Leonardo Boff, teologo della liberazione (foto Giuliani).

  • Hai accennato alla teologia della liberazione. Cosa è stata e cos’è per voi, in America Latina?

«Si è trattato di un momento profetico e assolutamente necessario, senza di cui non saremmo arrivati dove siamo. Se ne parla poco adesso, ma la si vive di più, nel senso che abbiamo assimilato in tale forma questo modo di pensare la fede a partire dalle nostre esperienze e dalla povertà, che non c’è più bisogno di parlarne. Non si parla di ciò che si vive già. A livello di stampa la teologia della liberazione non è una novità. Per noi continua a esserlo e non cesserà mai di esserlo».

  • E in rapporto alle donne?

«Anche per noi donne resta la novità del fare la nostra teologia della liberazione senza escludere quella elaborata dagli uomini, i quali hanno l’appoggio di tutto il mondo, teologico e non. La teologia della liberazione nasce continuamente, a suo modo, da un’esperienza di fede del Risorto. Io, personalmente, trovo difficoltà nel parlare delle apparizioni del Risorto agli apostoli e alle donne nel mattino del primo giorno. Sarà facile per il nostro corpo mortale captare la gloria di un corpo risuscitato? A Dio niente è impossibile. Ma dobbiamo pensare come interpretare questi testi come donne! Le scienze umane potranno aiutarci tanto, ma l’esperienza di fede ancor di più! Abbiamo tanto da fare come donne e in ogni campo della teologia, dell’antropologia e della cristologia».

  • Quale contributo intendi dare?

«Quello di operare in futuro per una teologia fatta da uomini e donne, insieme, non divisi. Personalmente, poi, penso di dovermi costruire sempre più come persona, senza perdere la mia identità di donna credente nel Signore risuscitato. Questo il mio contributo».

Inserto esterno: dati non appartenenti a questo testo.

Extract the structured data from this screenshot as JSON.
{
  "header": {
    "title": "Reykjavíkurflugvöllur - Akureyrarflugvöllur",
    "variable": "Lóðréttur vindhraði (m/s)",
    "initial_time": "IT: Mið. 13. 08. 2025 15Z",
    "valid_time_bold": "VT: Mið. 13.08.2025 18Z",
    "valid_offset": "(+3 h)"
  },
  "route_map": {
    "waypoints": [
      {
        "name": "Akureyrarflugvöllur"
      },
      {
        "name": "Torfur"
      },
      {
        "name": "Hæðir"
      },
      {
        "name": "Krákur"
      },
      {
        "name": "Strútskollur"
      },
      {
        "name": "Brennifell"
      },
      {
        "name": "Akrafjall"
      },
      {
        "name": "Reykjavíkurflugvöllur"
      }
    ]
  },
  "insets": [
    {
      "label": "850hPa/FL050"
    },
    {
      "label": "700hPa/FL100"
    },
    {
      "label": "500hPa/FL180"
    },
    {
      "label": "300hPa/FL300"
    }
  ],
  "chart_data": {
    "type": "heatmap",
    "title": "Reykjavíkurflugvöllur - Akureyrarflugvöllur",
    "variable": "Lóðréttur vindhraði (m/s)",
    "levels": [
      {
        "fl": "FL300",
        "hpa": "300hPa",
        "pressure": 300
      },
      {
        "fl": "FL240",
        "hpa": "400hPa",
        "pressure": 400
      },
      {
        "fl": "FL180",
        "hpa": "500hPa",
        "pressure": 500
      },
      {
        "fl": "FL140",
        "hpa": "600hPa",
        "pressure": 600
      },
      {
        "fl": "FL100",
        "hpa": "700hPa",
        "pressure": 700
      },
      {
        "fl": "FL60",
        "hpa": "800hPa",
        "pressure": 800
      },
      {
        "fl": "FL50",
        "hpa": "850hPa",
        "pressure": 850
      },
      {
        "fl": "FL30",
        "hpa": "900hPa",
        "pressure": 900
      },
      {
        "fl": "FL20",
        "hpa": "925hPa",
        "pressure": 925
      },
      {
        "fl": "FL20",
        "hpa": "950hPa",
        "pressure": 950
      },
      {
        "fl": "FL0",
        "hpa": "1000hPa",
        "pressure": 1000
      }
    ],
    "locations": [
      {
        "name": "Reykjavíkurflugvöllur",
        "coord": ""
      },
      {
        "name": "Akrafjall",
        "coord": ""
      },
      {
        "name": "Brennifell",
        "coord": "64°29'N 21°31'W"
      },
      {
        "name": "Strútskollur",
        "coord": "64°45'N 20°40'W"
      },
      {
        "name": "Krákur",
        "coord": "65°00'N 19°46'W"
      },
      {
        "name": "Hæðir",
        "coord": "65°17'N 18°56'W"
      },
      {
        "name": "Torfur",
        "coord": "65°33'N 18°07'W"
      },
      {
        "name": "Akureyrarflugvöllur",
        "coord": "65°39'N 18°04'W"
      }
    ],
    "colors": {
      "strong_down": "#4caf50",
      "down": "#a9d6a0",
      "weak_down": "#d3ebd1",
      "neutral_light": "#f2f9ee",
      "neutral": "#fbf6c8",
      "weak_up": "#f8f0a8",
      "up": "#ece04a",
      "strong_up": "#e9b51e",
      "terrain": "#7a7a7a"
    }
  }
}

  • A cosa stai lavorando, che libri hai in programma?

«Sul piano della ricerca vorrei approfondire la prospettiva dell’escatologia attingendo a fonti diverse. Mi piacerebbe anche avviare un archivio storico relativo alle province diverse della mia congregazione qui in Brasile. Quanto ai libri ne ho più di uno in cantiere. Vorrei scrivere sulla mariologia in un’ottica latino-americana; vorrei poi portare a termine il volume che ho già iniziato sulla vita consacrata a partire dall’esperienza di vita e un altro, sempre, sulla vita religiosa nel ritmo del terzo millennio, il cui sottotitolo è: “Una proposta di rifondazione?”».

  • Quali strategie ti sembrano possibili per il futuro della Chiesa?

«Sarò brutale: innanzitutto occorre alimentare la speranza che questa istituzione, così come si presenta e come agisce, nei suoi aspetti di connivenza e di complicità con ciò che è estraneo al disegno di Dio, muoia quanto prima. La morte porterà la risurrezione certamente, come ha portato la risurrezione la morte per amore, la morte di Cristo».

  • Trovo queste parole pesanti. Ovviamente non parli della Chiesa nel senso forte, misterico. Ti limiti a quegli aspetti che sfigurano il volto della sposa di Cristo!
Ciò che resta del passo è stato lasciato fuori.